For his part, Sergio voiced plans to go pro se.

“I wish to represent myself and file motions that they won’t file,” he reportedly said. “It’s my life. I’m the one who has to do the time for a crime I did not commit.”

The prosecution’s version of events is one of betrayal and brutality.

Matthew, who was in a drug relapse, coordinated a drug deal with Sergio, authorities said. But instead of a straightforward payoff, they worked together to stage a theft at the Lindquist’s family home in Griswold, Connecticut. Matthew would give Sergio access to his family’s safe to get the Lindquist parents’ guns. In return, Sergio would give over cash and heroin.

“U still got that super fire [potent heroin] u were talking about?” Matthew texted at 9:03 p.m on Dec. 19, 2017, hours before the killings, according to The Norwich Bulletin.

But when Sergio finally arrived with Ruth, he turned on Matthew, chasing him into the woods near the home. Ruth, who took a 40-year deal in exchange for her testimony, said that her brother hit Matthew Lindquist in the back of the head with a machete. She claimed that her brother physically guided her to joining in on the slaying.

“After that, he grabbed my arm with the knife in my hand and made me stab him,” she said, according to NBC Connecticut. “He grabbed my arm and pushed my hand down into Matthew’s skin.”

Her brother’s defense attacked her credibility at trial, emphasizing that she had changed her story, and grilling her on her mental health history.
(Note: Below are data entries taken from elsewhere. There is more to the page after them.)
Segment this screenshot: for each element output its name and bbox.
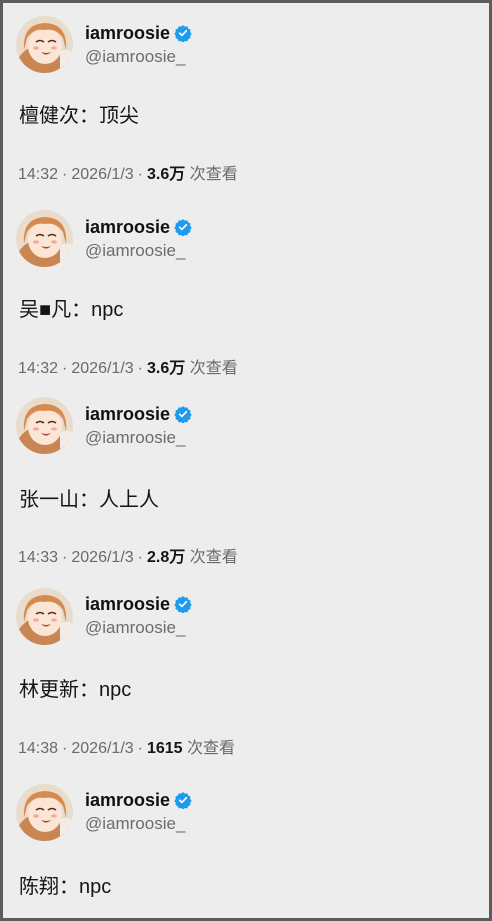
verified-badge-icon (174, 25, 192, 42)
post-meta: 14:38 · 2026/1/3 · 1615 次查看 (18, 739, 235, 759)
view-label: 次查看 (187, 740, 236, 757)
separator: · (62, 166, 68, 183)
avatar[interactable] (16, 397, 73, 454)
post-date[interactable]: 2026/1/3 (71, 549, 133, 566)
post-time[interactable]: 14:32 (18, 360, 58, 377)
avatar[interactable] (16, 588, 73, 645)
separator: · (137, 549, 143, 566)
display-name[interactable]: iamroosie (85, 789, 192, 811)
view-count: 2.8万 (146, 549, 186, 566)
post-date[interactable]: 2026/1/3 (71, 740, 133, 757)
display-name[interactable]: iamroosie (85, 22, 192, 44)
verified-badge-icon (174, 596, 192, 613)
handle[interactable]: @iamroosie_ (85, 46, 185, 68)
avatar[interactable] (16, 784, 73, 841)
post-date[interactable]: 2026/1/3 (71, 166, 133, 183)
display-name[interactable]: iamroosie (85, 403, 192, 425)
display-name[interactable]: iamroosie (85, 593, 192, 615)
view-count: 3.6万 (146, 360, 186, 377)
display-name[interactable]: iamroosie (85, 216, 192, 238)
view-count: 3.6万 (146, 166, 186, 183)
screenshot-frame: iamroosie @iamroosie_ 檀健次：顶尖 14:32 · 2026/… (3, 3, 489, 918)
view-label: 次查看 (189, 360, 238, 377)
post-time[interactable]: 14:33 (18, 549, 58, 566)
handle[interactable]: @iamroosie_ (85, 240, 185, 262)
separator: · (62, 740, 68, 757)
post-meta: 14:33 · 2026/1/3 · 2.8万 次查看 (18, 548, 238, 568)
post-meta: 14:32 · 2026/1/3 · 3.6万 次查看 (18, 359, 238, 379)
post-meta: 14:32 · 2026/1/3 · 3.6万 次查看 (18, 165, 238, 185)
avatar[interactable] (16, 210, 73, 267)
avatar[interactable] (16, 16, 73, 73)
verified-badge-icon (174, 219, 192, 236)
post-date[interactable]: 2026/1/3 (71, 360, 133, 377)
verified-badge-icon (174, 406, 192, 423)
handle[interactable]: @iamroosie_ (85, 427, 185, 449)
separator: · (137, 360, 143, 377)
handle[interactable]: @iamroosie_ (85, 617, 185, 639)
post-text: 吴■凡：npc (19, 299, 124, 321)
handle[interactable]: @iamroosie_ (85, 813, 185, 835)
separator: · (137, 166, 143, 183)
view-label: 次查看 (189, 549, 238, 566)
view-label: 次查看 (189, 166, 238, 183)
post-text: 张一山：人上人 (19, 489, 159, 511)
post-time[interactable]: 14:38 (18, 740, 58, 757)
separator: · (62, 360, 68, 377)
post-text: 陈翔：npc (19, 876, 112, 898)
view-count: 1615 (146, 740, 183, 757)
separator: · (137, 740, 143, 757)
verified-badge-icon (174, 792, 192, 809)
post-text: 檀健次：顶尖 (19, 105, 139, 127)
separator: · (62, 549, 68, 566)
post-text: 林更新：npc (19, 679, 132, 701)
post-time[interactable]: 14:32 (18, 166, 58, 183)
All told, however, jurors believed the state’s case against Sergio.

Ruth Correa testified that her brother hit Kenneth Lindquist in the head with a baseball bat, and then killed Janet too. Kenneth’s skull was broken into more than 30 pieces. Janet, who prosecutors said was also beaten with the bat and strangled with a rope, sustained two possibly fatal injuries to her head but was alive during the fire, breathing in smoke.

“This has been the most tragic and devastating moment I have ever experienced,” Matthew’s sister Danielle Lindquist said in a victim impact statement on Tuesday, according to WTNH.

Matthew’s brother Eric Lindquist lamented how their parents missed out on the rest of their lives together.

“They had an entire life ahead of them, arguably the best part of their life together, that was senselessly taken from them at the hands of evil soulless creatures,” he said.